Menurut data BPS tahun 2020, menunjukkan adanya penurunan luas panen padi dari tahun 2018 hingga tahun 2020 sebanyak 11.377.934,44 ha menjadi 10.786.814,17 ha. Hal ini tentu berdampak pada produktivitas panen padi, yang juga mengalami penurunan dari 59.200.533,72 ton menjadi 55.160.548,20 ton.
Melihat kondisi tersebut, dibutuhkan terobosan peran teknologi yang dapat membantu petani dalam mengatasi penyebaran hama wereng pada tanaman padi. Sehingga pertumbuhan tanaman padi tidak terganggu lagi dan bisa mengalami panen maksimal.
Dosen Jurusan Teknik Pertanian Fakultas Pertanian Unsoed Dr.
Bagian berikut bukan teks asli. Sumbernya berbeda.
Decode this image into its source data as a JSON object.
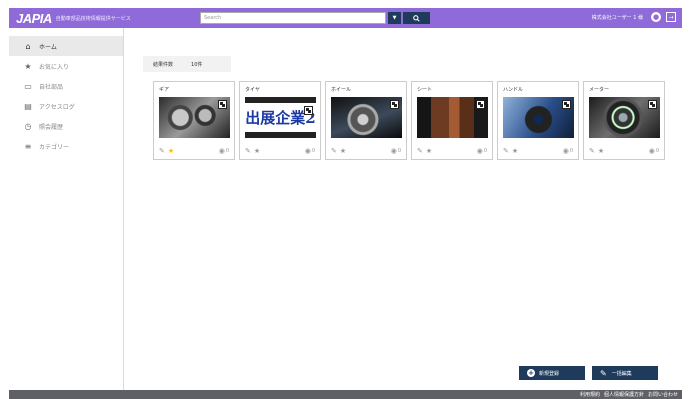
{
  "header": {
    "logo": "JAPIA",
    "logo_sub": "自動車部品技術情報提供サービス",
    "search_placeholder": "Search",
    "dropdown_icon": "▼",
    "user_label": "株式会社ユーザー 1 様",
    "icons": {
      "search": "search-icon",
      "user": "user-icon",
      "logout": "logout-icon"
    }
  },
  "sidebar": {
    "items": [
      {
        "label": "ホーム",
        "icon": "home-icon",
        "active": true
      },
      {
        "label": "お気に入り",
        "icon": "star-icon",
        "active": false
      },
      {
        "label": "自社部品",
        "icon": "monitor-icon",
        "active": false
      },
      {
        "label": "アクセスログ",
        "icon": "document-icon",
        "active": false
      },
      {
        "label": "照会履歴",
        "icon": "history-icon",
        "active": false
      },
      {
        "label": "カテゴリー",
        "icon": "list-icon",
        "active": false
      }
    ]
  },
  "results": {
    "label": "結果件数",
    "count": "10件"
  },
  "cards": [
    {
      "title": "ギア",
      "favorite": true,
      "views": "0"
    },
    {
      "title": "タイヤ",
      "image_text": "出展企業2",
      "favorite": false,
      "views": "0"
    },
    {
      "title": "ホイール",
      "favorite": false,
      "views": "0"
    },
    {
      "title": "シート",
      "favorite": false,
      "views": "0"
    },
    {
      "title": "ハンドル",
      "favorite": false,
      "views": "0"
    },
    {
      "title": "メーター",
      "favorite": false,
      "views": "0"
    }
  ],
  "buttons": {
    "new_label": "新規登録",
    "bulk_edit_label": "一括編集"
  },
  "footer": {
    "links": [
      "利用規約",
      "個人情報保護方針",
      "お問い合わせ"
    ]
  },
  "colors": {
    "header": "#8e6bd8",
    "dark_button": "#1f3b5c",
    "footer": "#5f6066",
    "favorite_star": "#f2c200"
  }
}
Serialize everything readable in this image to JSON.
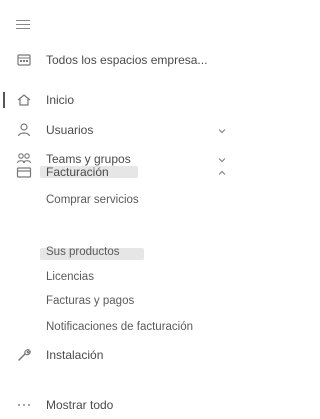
{
  "nav": {
    "workspace": "Todos los espacios empresa...",
    "items": [
      {
        "label": "Inicio"
      },
      {
        "label": "Usuarios"
      },
      {
        "label": "Teams y grupos"
      },
      {
        "label": "Facturación"
      },
      {
        "label": "Instalación"
      },
      {
        "label": "Mostrar todo"
      }
    ],
    "billing_sub": [
      {
        "label": "Comprar servicios"
      },
      {
        "label": "Sus productos"
      },
      {
        "label": "Licencias"
      },
      {
        "label": "Facturas y pagos"
      },
      {
        "label": "Notificaciones de facturación"
      }
    ]
  },
  "icons": {
    "menu": "hamburger-icon",
    "workspace": "building-icon",
    "home": "home-icon",
    "users": "user-icon",
    "teams": "people-icon",
    "billing": "card-icon",
    "setup": "wrench-icon",
    "more": "ellipsis-icon"
  }
}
Ardiansyah yang juga anggota International Society of Paddy and Water Environment Engineering (PAWEES) dan dosen ahli Pengelolaan dan Pengendalian Lingkungan bersama mahasiswa Unsoed Tiara Nur Azmi Irawati (Teknik Pertanian), Syahra Alifia (Teknik Elektro), dan Pudak Wangi Kencana Rinonce (Teknologi Pangan) mengembangkan perangkat pengendali hama menggunakan UAV (Unmanned Aerial Vehicle) atau drone.
Ardiansyah mengatakan ide tersebut bermula dari permasalahan dimana pengusir hama dengan ultrasonik diletakkan pada tiang stasioner. Jika diletakkan di sawah, perlu penempatan tiang pada beberapa lokasi. Tiang-tiang tersebut dapat mengganggu pekerjaan sawah petani. Karenanya, pengusir hama ini diterbangkan dengan drone. Sebelum diterbangkan lintasan terbangnya dibuat dan diatur untuk menetap selama durasi yang ditentukan pada titik-titik tertentu.
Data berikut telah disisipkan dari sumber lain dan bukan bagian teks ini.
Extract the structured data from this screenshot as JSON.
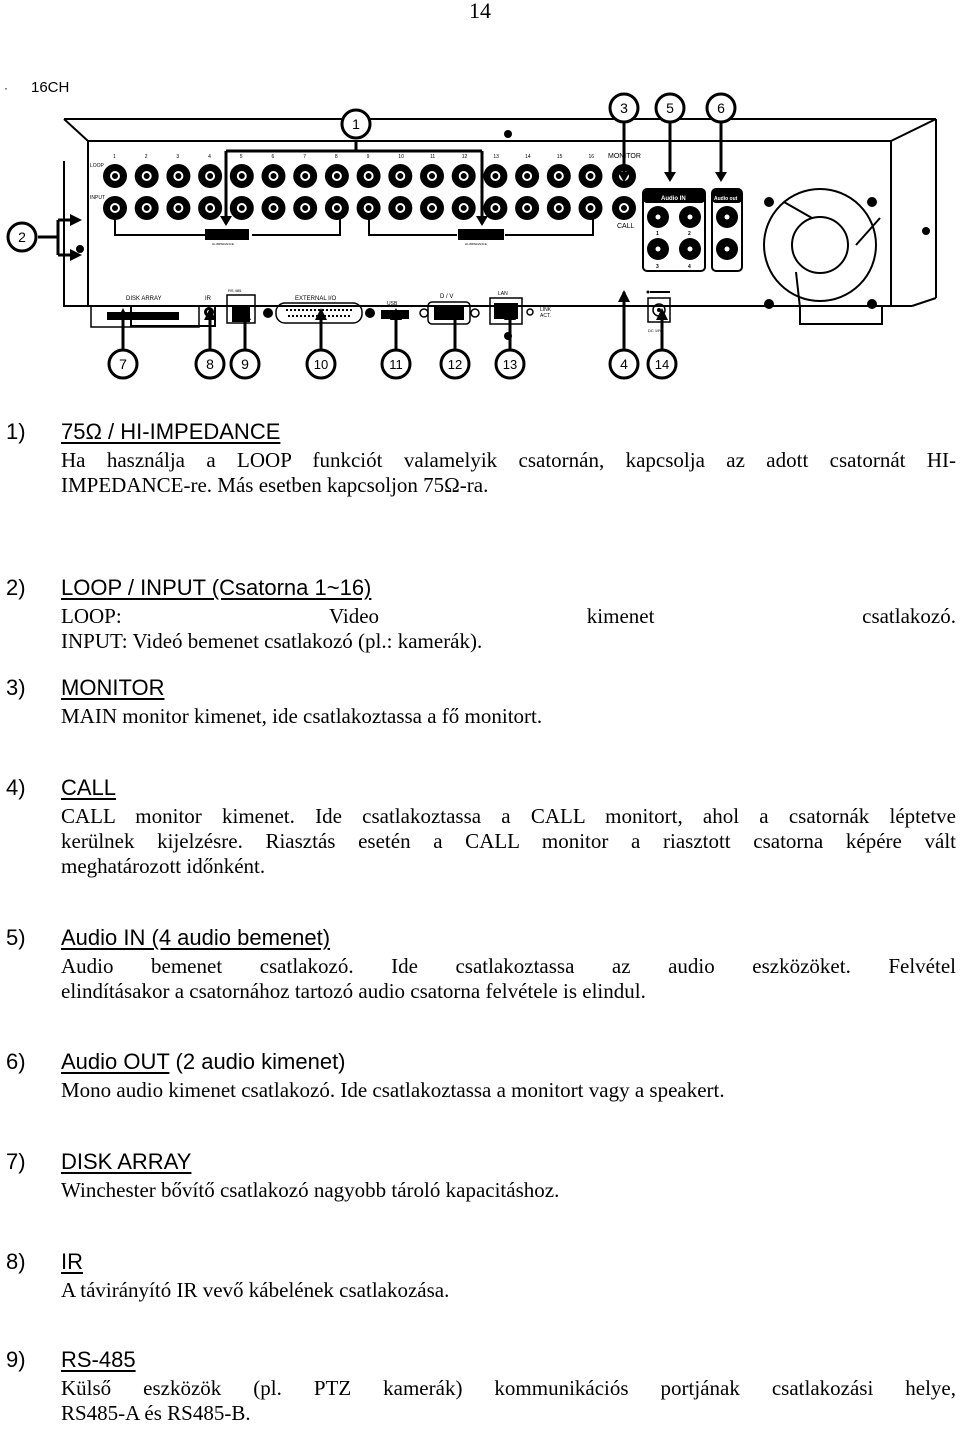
{
  "page": {
    "number": "14"
  },
  "diagram": {
    "model_label": "16CH",
    "bullet": "·",
    "row_labels": {
      "loop": "LOOP",
      "input": "INPUT"
    },
    "channels": [
      "1",
      "2",
      "3",
      "4",
      "5",
      "6",
      "7",
      "8",
      "9",
      "10",
      "11",
      "12",
      "13",
      "14",
      "15",
      "16"
    ],
    "monitor_label": "MONITOR",
    "call_label": "CALL",
    "audio_in": {
      "label": "Audio IN",
      "ports": [
        "1",
        "2",
        "3",
        "4"
      ]
    },
    "audio_out": {
      "label": "Audio out"
    },
    "switch_label": "HI-IMPEDANCE",
    "ports": {
      "disk_array": "DISK ARRAY",
      "ir": "IR",
      "rs485": "RS 485",
      "external_io": "EXTERNAL I/O",
      "usb": "USB",
      "dv": "D / V",
      "lan": "LAN",
      "link_act": [
        "LINK",
        "ACT."
      ],
      "dc": "DC 19V"
    },
    "callouts_top": [
      "1",
      "3",
      "5",
      "6"
    ],
    "callouts_left": [
      "2"
    ],
    "callouts_bottom": [
      "7",
      "8",
      "9",
      "10",
      "11",
      "12",
      "13",
      "4",
      "14"
    ]
  },
  "sections": [
    {
      "num": "1)",
      "title": "75Ω / HI-IMPEDANCE",
      "title_extra": "",
      "lines": [
        "Ha használja a LOOP funkciót valamelyik csatornán, kapcsolja az adott csatornát HI-",
        "IMPEDANCE-re. Más esetben kapcsoljon 75Ω-ra."
      ]
    },
    {
      "num": "2)",
      "title": "LOOP / INPUT (Csatorna 1~16)",
      "title_extra": "",
      "lines": [
        "LOOP: Video kimenet csatlakozó.",
        "INPUT: Videó bemenet csatlakozó (pl.: kamerák)."
      ]
    },
    {
      "num": "3)",
      "title": "MONITOR",
      "title_extra": "",
      "lines": [
        "MAIN monitor kimenet, ide csatlakoztassa a fő monitort."
      ]
    },
    {
      "num": "4)",
      "title": "CALL",
      "title_extra": "",
      "lines": [
        "CALL monitor kimenet. Ide csatlakoztassa a CALL monitort, ahol a csatornák léptetve",
        "kerülnek kijelzésre. Riasztás esetén a CALL monitor a riasztott csatorna képére vált",
        "meghatározott időnként."
      ]
    },
    {
      "num": "5)",
      "title": "Audio IN (4 audio bemenet)",
      "title_extra": "",
      "lines": [
        "Audio bemenet csatlakozó. Ide csatlakoztassa az audio eszközöket. Felvétel",
        "elindításakor a csatornához tartozó audio csatorna felvétele is elindul."
      ]
    },
    {
      "num": "6)",
      "title": "Audio OUT",
      "title_extra": " (2 audio kimenet)",
      "lines": [
        "Mono audio kimenet csatlakozó. Ide csatlakoztassa a monitort vagy a speakert."
      ]
    },
    {
      "num": "7)",
      "title": "DISK ARRAY",
      "title_extra": "",
      "lines": [
        "Winchester bővítő csatlakozó nagyobb tároló kapacitáshoz."
      ]
    },
    {
      "num": "8)",
      "title": "IR",
      "title_extra": "",
      "lines": [
        "A távirányító IR vevő kábelének csatlakozása."
      ]
    },
    {
      "num": "9)",
      "title": "RS-485",
      "title_extra": "",
      "lines": [
        "Külső eszközök (pl. PTZ kamerák) kommunikációs portjának csatlakozási helye,",
        "RS485-A és RS485-B."
      ]
    }
  ]
}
Inovasi penggunaan drone dan ultrasonik pada lahan sawah bertujuan untuk dapat melakukan pengendalian hama wereng coklat dalam luasan yang lebih besar. Selain itu perangkat ini sangat mendukung pertanian berkelanjutan, karena tanpa membutuhkan bahan kimia (pestisida).
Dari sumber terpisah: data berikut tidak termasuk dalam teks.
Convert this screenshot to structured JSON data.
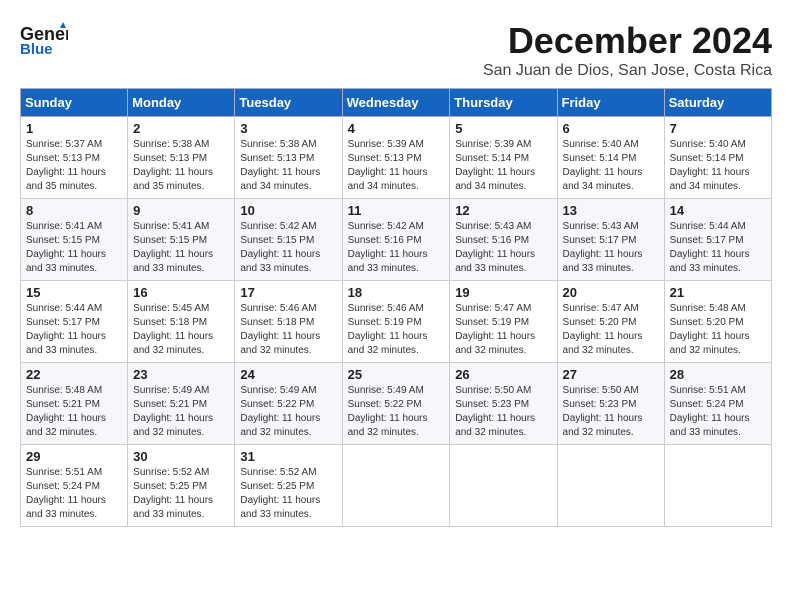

“Perangkat pengendali hama ini dijalankan secara portable sehingga tidak hanya dapat digunakan di satu tempat. Tenaga yang digunakan pada alat ini menggunakan power bank sehingga tidak perlu aliran listrik terus-menerus,” kata dia.
Lebih lanjut, ia mengatakan metode yang digunakan adalah dengan menggunakan lima buah sensor ultrasonik, kemudian dirangkai menggunakan mikrokontroler guna membaca lebar pulse width modulation (PWM) untuk perhitungan luas areal yang dihasilkan dari pancaran gelombang ultrasonik. Rangkaian tersebut kemudian disambungkan dengan drone yang didesain agar dapat diterbangkan di atas lahan.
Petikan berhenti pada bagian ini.